MySQL Conf - Memcached Internals
Brian Aker and Alan Kasindorf gave a great talk on Memcached - every developer's favorite caching layer - at MySQL User Conference earlier last week. The slides are available online, and they're well worth a bookmark. Brian and Alan promised to continue updating the deck as they hone out their presentation at OSCON and other events. In fact, their next iteration will include the Nginx integration trick, and new and improved section on consistent hashing. In other words, check back frequently.
Memcached Best Practices
At its core, Memcached is a high-performance, distributed caching system. It is application neutral, and is currently used on many large scale web sites such as Facebook (2TB of cache, circa Q1 2008), LiveJournal, Mixi, Hi5, etc. However, it is also an extremely simple piece of software: all of the logic is client-side, there is no security model, failover, backup mechanisms, or persistence (albeit the last one is in the roadmap). But that hasn't stopped the developers from deploying it in all kinds of environments, and here are a few best practices suggested by Brian:
- Don't think row-level (database) caching, think complex objects
- Don't run memcached on your database server, give your database all the memory it can get
- Don't obsess about TCP latency - localhost TCP/IP is optimized down to an in-memory copy
- Think multi-get - run things in parallel whenever you can
- Not all memcached client libraries are made equal, do some research on yours - hint, use Brians.

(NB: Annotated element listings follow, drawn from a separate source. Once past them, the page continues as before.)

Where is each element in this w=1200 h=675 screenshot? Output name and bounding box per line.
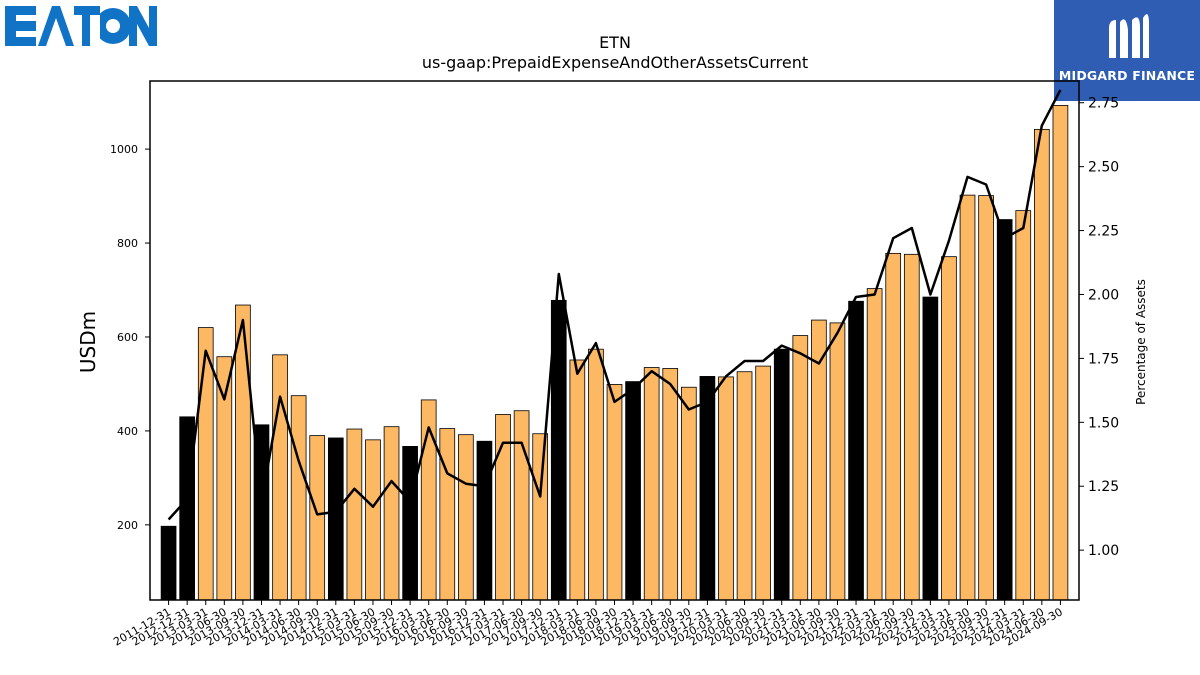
y-tick-label: 1000 bbox=[110, 143, 138, 156]
axes: 200 400 600 800 1000 1.00 1.25 1.50 1.75 2.00 2.25… bbox=[110, 80, 1119, 649]
bar-2023-06-30 bbox=[959, 194, 976, 601]
bar-2013-09-30 bbox=[235, 304, 251, 601]
bars bbox=[160, 105, 1069, 601]
y-tick-label: 600 bbox=[117, 331, 138, 344]
bar-2017-09-30 bbox=[532, 433, 549, 601]
bar-2021-03-31 bbox=[792, 335, 809, 601]
bar-2019-06-30 bbox=[662, 368, 679, 601]
bar-2020-03-31 bbox=[718, 376, 734, 601]
midgard-emblem-icon bbox=[1109, 14, 1149, 58]
bar-2012-12-31 bbox=[179, 416, 195, 601]
bar-2024-06-30 bbox=[1034, 128, 1050, 601]
bar-2023-12-31 bbox=[996, 219, 1013, 601]
bar-2024-09-30 bbox=[1052, 105, 1069, 601]
bar-2011-12-31 bbox=[160, 525, 177, 601]
bar-2017-06-30 bbox=[513, 410, 530, 601]
y2-tick-label: 1.25 bbox=[1088, 479, 1119, 495]
bar-2015-03-31 bbox=[346, 428, 363, 601]
publisher-name: MIDGARD FINANCE bbox=[1058, 68, 1196, 83]
bar-2013-03-31 bbox=[197, 327, 214, 601]
bar-2022-12-31 bbox=[922, 296, 939, 601]
bar-2024-03-31 bbox=[1015, 210, 1032, 601]
bar-2022-06-30 bbox=[885, 252, 902, 601]
bar-2022-03-31 bbox=[866, 288, 883, 601]
bar-2020-06-30 bbox=[736, 371, 753, 601]
bar-2015-12-31 bbox=[402, 446, 418, 601]
bar-2014-03-31 bbox=[272, 354, 288, 601]
chart-subtitle: us-gaap:PrepaidExpenseAndOtherAssetsCurr… bbox=[421, 53, 809, 72]
bar-2018-12-31 bbox=[625, 381, 641, 601]
bar-2022-09-30 bbox=[903, 253, 920, 601]
bar-2020-12-31 bbox=[773, 348, 790, 601]
y2-tick-label: 2.50 bbox=[1088, 160, 1119, 176]
bar-2021-12-31 bbox=[848, 300, 864, 601]
percentage-line bbox=[167, 89, 1062, 521]
y-tick-label: 400 bbox=[117, 425, 138, 438]
bar-2014-09-30 bbox=[309, 435, 326, 601]
bar-2023-09-30 bbox=[978, 195, 994, 601]
bar-2021-09-30 bbox=[829, 322, 846, 601]
bar-2016-09-30 bbox=[458, 434, 474, 601]
bar-2020-09-30 bbox=[755, 365, 771, 601]
chart-title: ETN bbox=[599, 33, 631, 52]
y2-tick-label: 2.75 bbox=[1088, 96, 1119, 112]
bar-2016-12-31 bbox=[476, 440, 493, 601]
bar-2018-06-30 bbox=[588, 348, 604, 601]
y2-tick-label: 2.00 bbox=[1088, 287, 1119, 303]
bar-2015-09-30 bbox=[383, 426, 400, 601]
bar-2019-12-31 bbox=[699, 376, 716, 601]
bar-2018-09-30 bbox=[606, 384, 623, 601]
bar-2014-12-31 bbox=[327, 437, 344, 601]
y2-tick-label: 1.75 bbox=[1088, 351, 1119, 367]
bar-2019-09-30 bbox=[680, 386, 697, 601]
y-axis-label: USDm bbox=[76, 311, 100, 373]
percentage-of-assets-line bbox=[167, 89, 1062, 521]
bar-2023-03-31 bbox=[941, 256, 957, 601]
y-tick-label: 200 bbox=[117, 519, 138, 532]
bar-2019-03-31 bbox=[643, 367, 660, 601]
y-tick-label: 800 bbox=[117, 237, 138, 250]
bar-2018-03-31 bbox=[569, 359, 586, 601]
bar-2015-06-30 bbox=[365, 439, 381, 601]
bar-2016-06-30 bbox=[439, 428, 456, 601]
y2-axis-label: Percentage of Assets bbox=[1134, 279, 1148, 405]
bar-2014-06-30 bbox=[290, 395, 307, 601]
y2-tick-label: 1.50 bbox=[1088, 415, 1119, 431]
bar-2013-06-30 bbox=[216, 356, 233, 601]
y2-tick-label: 1.00 bbox=[1088, 543, 1119, 559]
eaton-logo bbox=[5, 6, 157, 46]
y2-tick-label: 2.25 bbox=[1088, 224, 1119, 240]
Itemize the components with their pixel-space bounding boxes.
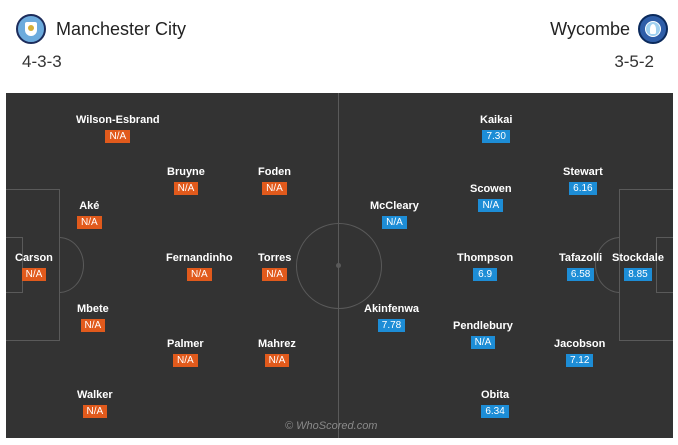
player-rating: N/A [186,268,212,281]
player-name: Obita [481,389,510,401]
player-name: Stewart [563,166,603,178]
player-thompson[interactable]: Thompson 6.9 [457,252,513,281]
right-penalty-box [619,189,673,341]
player-rating: N/A [173,354,198,367]
player-name: Akinfenwa [364,303,420,315]
player-kaikai[interactable]: Kaikai 7.30 [480,114,512,143]
player-rating: N/A [80,319,106,332]
player-name: Mahrez [258,338,296,350]
player-name: Scowen [470,183,512,195]
player-name: Fernandinho [166,252,233,264]
home-team-name[interactable]: Manchester City [56,18,187,39]
player-walker[interactable]: Walker N/A [77,389,113,418]
player-rating: N/A [173,182,199,195]
player-rating: 7.30 [482,130,510,143]
player-scowen[interactable]: Scowen N/A [470,183,512,212]
player-mccleary[interactable]: McCleary N/A [370,200,419,229]
player-rating: N/A [105,130,131,143]
right-goal-area [656,237,673,293]
player-name: Carson [15,252,53,264]
player-palmer[interactable]: Palmer N/A [167,338,204,367]
player-tafazolli[interactable]: Tafazolli 6.58 [559,252,602,281]
player-name: Mbete [77,303,109,315]
home-team[interactable]: Manchester City [16,14,186,44]
player-stockdale[interactable]: Stockdale 8.85 [612,252,664,281]
watermark: © WhoScored.com [285,420,378,432]
center-circle [296,223,382,309]
player-fernandinho[interactable]: Fernandinho N/A [166,252,233,281]
match-header: Manchester City 4-3-3 Wycombe 3-5-2 [0,0,678,92]
player-pendlebury[interactable]: Pendlebury N/A [453,320,513,349]
player-rating: 7.12 [565,354,594,367]
player-rating: 7.78 [377,319,406,332]
player-akinfenwa[interactable]: Akinfenwa 7.78 [364,303,419,332]
manchester-city-crest-icon [16,14,46,44]
player-rating: 8.85 [624,268,652,281]
player-rating: N/A [478,199,504,212]
player-ake[interactable]: Aké N/A [77,200,102,229]
player-carson[interactable]: Carson N/A [15,252,53,281]
player-obita[interactable]: Obita 6.34 [481,389,509,418]
home-formation: 4-3-3 [22,52,62,71]
player-rating: N/A [77,216,102,229]
left-goal-area [6,237,23,293]
player-rating: 6.58 [566,268,595,281]
player-rating: 6.34 [481,405,509,418]
center-spot [336,263,341,268]
player-rating: N/A [21,268,47,281]
player-name: Foden [258,166,291,178]
player-name: Jacobson [554,338,606,350]
player-rating: 6.9 [473,268,498,281]
player-name: Palmer [167,338,204,350]
player-rating: N/A [382,216,407,229]
player-wilson-esbrand[interactable]: Wilson-Esbrand N/A [76,114,160,143]
player-jacobson[interactable]: Jacobson 7.12 [554,338,605,367]
player-name: Thompson [457,252,514,264]
player-rating: 6.16 [569,182,597,195]
player-name: Tafazolli [559,252,603,264]
pitch: Wilson-Esbrand N/A Bruyne N/A Foden N/A … [6,93,673,438]
player-name: Kaikai [480,114,513,126]
player-name: Walker [77,389,113,401]
player-rating: N/A [82,405,108,418]
away-formation: 3-5-2 [614,52,654,71]
player-name: Torres [258,252,292,264]
wycombe-crest-icon [638,14,668,44]
player-foden[interactable]: Foden N/A [258,166,291,195]
player-name: Stockdale [612,252,664,264]
player-bruyne[interactable]: Bruyne N/A [167,166,205,195]
player-name: McCleary [370,200,419,212]
away-team[interactable]: Wycombe [550,14,668,44]
player-mahrez[interactable]: Mahrez N/A [258,338,296,367]
player-name: Wilson-Esbrand [76,114,160,126]
player-rating: N/A [262,182,287,195]
away-team-name[interactable]: Wycombe [550,18,630,39]
player-rating: N/A [470,336,496,349]
player-name: Pendlebury [453,320,513,332]
player-stewart[interactable]: Stewart 6.16 [563,166,603,195]
player-rating: N/A [264,354,290,367]
player-mbete[interactable]: Mbete N/A [77,303,109,332]
player-name: Bruyne [167,166,205,178]
player-torres[interactable]: Torres N/A [258,252,291,281]
left-penalty-box [6,189,60,341]
player-name: Aké [79,200,100,212]
player-rating: N/A [262,268,288,281]
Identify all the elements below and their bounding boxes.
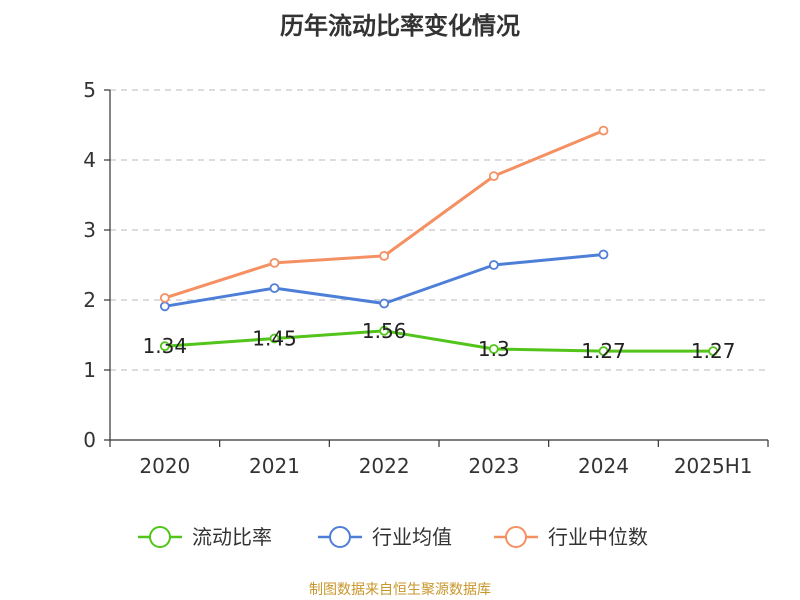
data-point[interactable] <box>598 346 609 357</box>
data-point[interactable] <box>159 292 170 303</box>
legend-item[interactable]: 流动比率 <box>138 525 272 549</box>
data-label: 1.45 <box>252 327 297 351</box>
series-line <box>163 329 715 353</box>
data-point[interactable] <box>159 301 170 312</box>
series-line <box>163 129 605 300</box>
legend-label: 行业均值 <box>372 525 452 549</box>
source-note: 制图数据来自恒生聚源数据库 <box>309 582 491 598</box>
data-point[interactable] <box>708 346 719 357</box>
y-tick-label: 5 <box>83 78 96 102</box>
gridlines <box>110 89 768 371</box>
data-point[interactable] <box>598 125 609 136</box>
legend-marker-icon <box>329 526 351 548</box>
legend-label: 行业中位数 <box>548 525 648 549</box>
legend-marker-icon <box>505 526 527 548</box>
y-tick-label: 1 <box>83 358 96 382</box>
data-label: 1.27 <box>581 339 626 363</box>
data-point[interactable] <box>598 249 609 260</box>
data-point[interactable] <box>488 344 499 354</box>
series-line <box>163 253 605 308</box>
series-1 <box>159 325 719 357</box>
x-tick-label: 2025H1 <box>674 454 753 478</box>
data-point[interactable] <box>269 283 280 294</box>
x-tick-label: 2020 <box>139 454 190 478</box>
chart-title: 历年流动比率变化情况 <box>280 12 520 40</box>
y-tick-label: 4 <box>83 148 96 172</box>
data-point[interactable] <box>379 298 390 309</box>
data-point[interactable] <box>269 333 280 344</box>
series-lines <box>159 125 719 357</box>
x-tick-label: 2022 <box>359 454 410 478</box>
axes: 0 1 2 3 4 5 2020 2021 2022 2023 2024 2025H1 <box>83 78 769 478</box>
x-tick-label: 2021 <box>249 454 300 478</box>
series-2 <box>159 249 609 312</box>
series-3 <box>159 125 609 303</box>
data-point[interactable] <box>488 171 499 182</box>
data-point[interactable] <box>159 341 170 352</box>
legend-item[interactable]: 行业均值 <box>318 525 452 549</box>
data-label: 1.27 <box>691 339 736 363</box>
y-tick-label: 0 <box>83 428 96 452</box>
legend[interactable]: 流动比率 行业均值 行业中位数 <box>138 525 648 549</box>
data-point[interactable] <box>488 260 499 270</box>
data-label: 1.56 <box>362 319 407 343</box>
data-label: 1.3 <box>478 337 510 361</box>
y-tick-label: 3 <box>83 218 96 242</box>
data-point[interactable] <box>379 325 390 336</box>
legend-marker-icon <box>149 526 171 548</box>
x-tick-label: 2024 <box>578 454 629 478</box>
x-tick-label: 2023 <box>468 454 519 478</box>
data-point[interactable] <box>379 250 390 261</box>
legend-item[interactable]: 行业中位数 <box>494 525 648 549</box>
y-tick-label: 2 <box>83 288 96 312</box>
data-point[interactable] <box>269 257 280 268</box>
legend-label: 流动比率 <box>192 525 272 549</box>
data-labels: 1.34 1.45 1.56 1.3 1.27 1.27 <box>143 319 736 363</box>
data-label: 1.34 <box>143 334 188 358</box>
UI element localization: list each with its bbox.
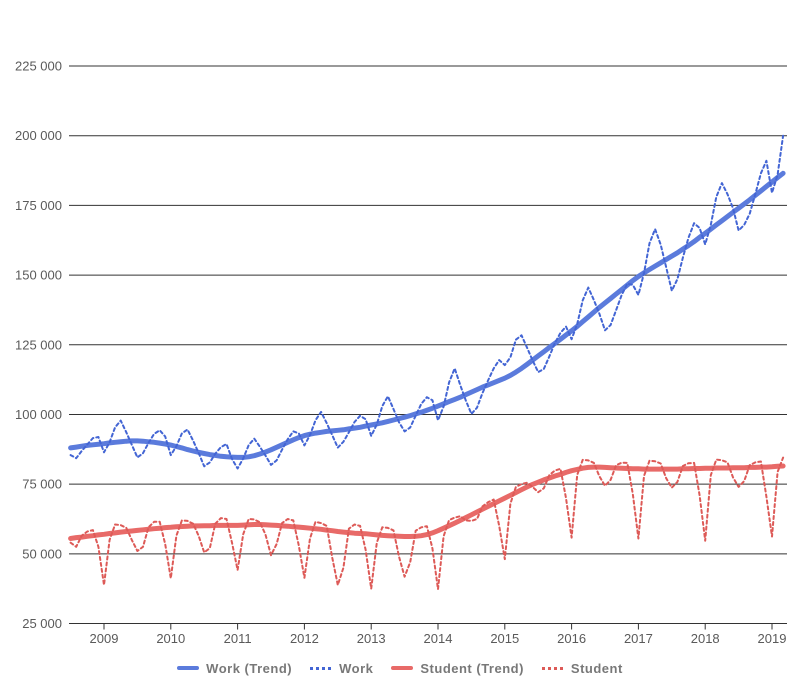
x-axis-year-label: 2013	[357, 631, 386, 646]
legend-label-student-trend: Student (Trend)	[420, 660, 524, 676]
legend-label-work: Work	[339, 660, 374, 676]
legend-item-student-trend[interactable]: Student (Trend)	[391, 661, 524, 676]
x-axis-year-label: 2019	[758, 631, 787, 646]
y-axis-tick-label: 25 000	[22, 616, 62, 631]
x-axis-year-label: 2015	[490, 631, 519, 646]
x-axis-year-label: 2011	[224, 631, 252, 646]
y-axis-tick-label: 50 000	[22, 546, 62, 561]
x-axis-year-label: 2017	[624, 631, 653, 646]
y-axis-tick-label: 200 000	[15, 128, 62, 143]
legend-item-work-trend[interactable]: Work (Trend)	[177, 661, 292, 676]
y-axis-tick-label: 225 000	[15, 59, 62, 74]
legend-label-student: Student	[570, 660, 623, 676]
x-axis-year-label: 2012	[290, 631, 319, 646]
legend-marker-work	[310, 666, 333, 670]
legend-marker-student	[541, 666, 564, 670]
legend-item-student[interactable]: Student	[541, 660, 623, 676]
series-student	[69, 456, 785, 591]
legend-item-work[interactable]: Work	[310, 661, 373, 676]
y-axis-tick-label: 175 000	[15, 198, 62, 213]
y-axis-tick-label: 100 000	[15, 407, 62, 422]
x-axis-year-label: 2009	[90, 631, 119, 646]
y-axis-tick-label: 75 000	[22, 477, 62, 492]
chart-legend: Work (Trend) Work Student (Trend) Student	[0, 655, 800, 681]
x-axis-year-label: 2010	[156, 631, 185, 646]
x-axis-year-label: 2016	[557, 631, 586, 646]
legend-marker-student-trend	[391, 666, 414, 670]
x-axis-year-label: 2018	[691, 631, 720, 646]
legend-label-work-trend: Work (Trend)	[206, 660, 293, 676]
x-axis-year-label: 2014	[424, 631, 453, 646]
series-work	[69, 134, 785, 470]
series-student-trend	[68, 463, 786, 541]
y-axis-tick-label: 125 000	[15, 337, 62, 352]
y-axis-tick-label: 150 000	[15, 268, 62, 283]
legend-marker-work-trend	[177, 666, 200, 670]
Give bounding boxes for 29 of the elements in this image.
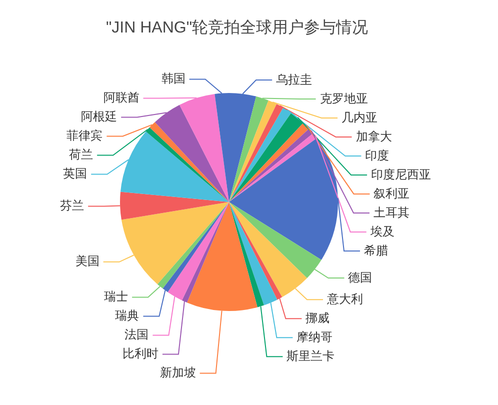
slice-label: 阿根廷 — [81, 110, 118, 124]
slice-label: 法国 — [124, 328, 149, 342]
slice-label: 希腊 — [364, 243, 388, 258]
slice-label: 埃及 — [369, 224, 394, 238]
slice-label: 克罗地亚 — [320, 91, 368, 106]
slice-label: 几内亚 — [342, 110, 378, 124]
slice-label: 意大利 — [326, 292, 364, 306]
slice-label: 土耳其 — [374, 205, 410, 220]
slice-label: 印度尼西亚 — [371, 167, 432, 182]
chart-title: "JIN HANG"轮竞拍全球用户参与情况 — [106, 18, 368, 36]
slice-label: 阿联酋 — [103, 90, 140, 105]
slice-label: 挪威 — [306, 310, 330, 325]
slice-label: 芬兰 — [60, 198, 84, 213]
slice-label: 斯里兰卡 — [286, 348, 335, 363]
slice-label: 韩国 — [161, 72, 186, 86]
slice-label: 比利时 — [122, 346, 158, 361]
slice-label: 叙利亚 — [374, 186, 410, 200]
slice-label: 菲律宾 — [66, 128, 103, 143]
slice-label: 新加坡 — [160, 366, 196, 380]
slice-label: 瑞典 — [115, 308, 140, 323]
slice-label: 荷兰 — [69, 148, 94, 162]
slice-label: 印度 — [365, 148, 390, 162]
slice-label: 乌拉圭 — [276, 72, 312, 86]
slice-label: 瑞士 — [104, 290, 128, 304]
slice-label: 英国 — [63, 166, 88, 181]
slice-label: 德国 — [348, 270, 372, 284]
slice-label: 加拿大 — [356, 129, 392, 144]
slice-label: 摩纳哥 — [296, 330, 333, 344]
slice-label: 美国 — [75, 254, 100, 268]
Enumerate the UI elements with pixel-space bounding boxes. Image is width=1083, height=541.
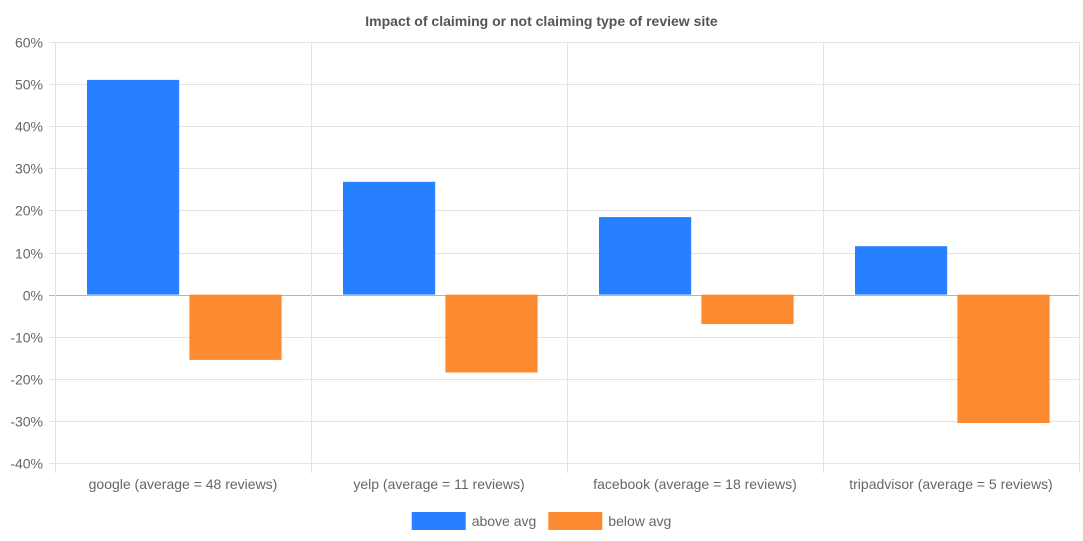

Slab Allocator - Heart of Memcached
The heart of Memcached is in its memory slab allocator. A little daunting at first sight, it is actually a very elegant solution once you understand the motivation and the tradeoffs of its architecture:
- Size of maximum allocated memory to Memcached is only limited by the architecture (32/64-bit)
- The key size is limited to 250 bytes, the data (value) size is limited to 1mb
- On bootup, Memcached grabs the memory and holds on to it - wasted memory at cost of performance
- Allocated memory is split into variable sized buckets by the slab allocator
- Default slab allocator will create 32-39 buckets for objects up to 1mb in size
- You can customize the page size at compile time, and slab sizes on startup
- Each stored objects gets stored in a closest-size bucket - yes, memory is wasted
- Fragmentation can be a problem - either customize slab sizes, or evict/flush your cache every so often
- If there is unused memory in a different slab class, that memory will be re-allocated, if required
- To guarantee no-paging, disable swap on your OS - practically, just keep it tiny, as to avoid disasters
Memory Management
The memory is managed via a Least Recently Used (LRU) algorithm:
- Each slab class has its own LRU - evict target depends on the size of the object
- Expiration timestamps are checked once every second - minimum lifespan is 1 second
- Objects marked for deletion are handled asynchronously - checked and evicted once every 5 seconds
- Inconsistency between the two timers listed above can result in sub-optimal eviction policy
- LRU can be completely disabled - do it at your own risk
Best Practices: Invalidations and Expiry
Memcached does not provide any mechanisms for deleting a set of associated keys (object, name, etc.). For good or for worse, you could implement this functionality yourself with the help of prepend and append commands, however, be careful with the 1mb limit! A much cleaner way to handle this situation is to forgo the invalidation process all together:
- Instead of invalidating your data, expire it whenever you can - memcached will do all the work
- Generate smart keys - ex. on update, increment a version number, which will become part of the key
- For bonus points, store the version number in memcached - call it generation
- The latter will be added to Memcached soon - as soon as Brian gets around to it
Roadmap and Future Ahead
Memcached is a force to be reckoned with already, and the roadmap is only going to solidify this position. Amongst the big objectives:
- Binary protocol is in the works
- Support for generations - as described in paragraph above
- Multi-engine support: char based, durable (persistence!), queue
- Facebook has overhauled the core to be highly-threaded, and is expected to contribute the changes
Kudos to Brian and Alan for a great presentation! Don't forget to bookmark the slides and check back every so often, as they will be updated with time to describe best practices, common mistakes, and the roadmap ahead.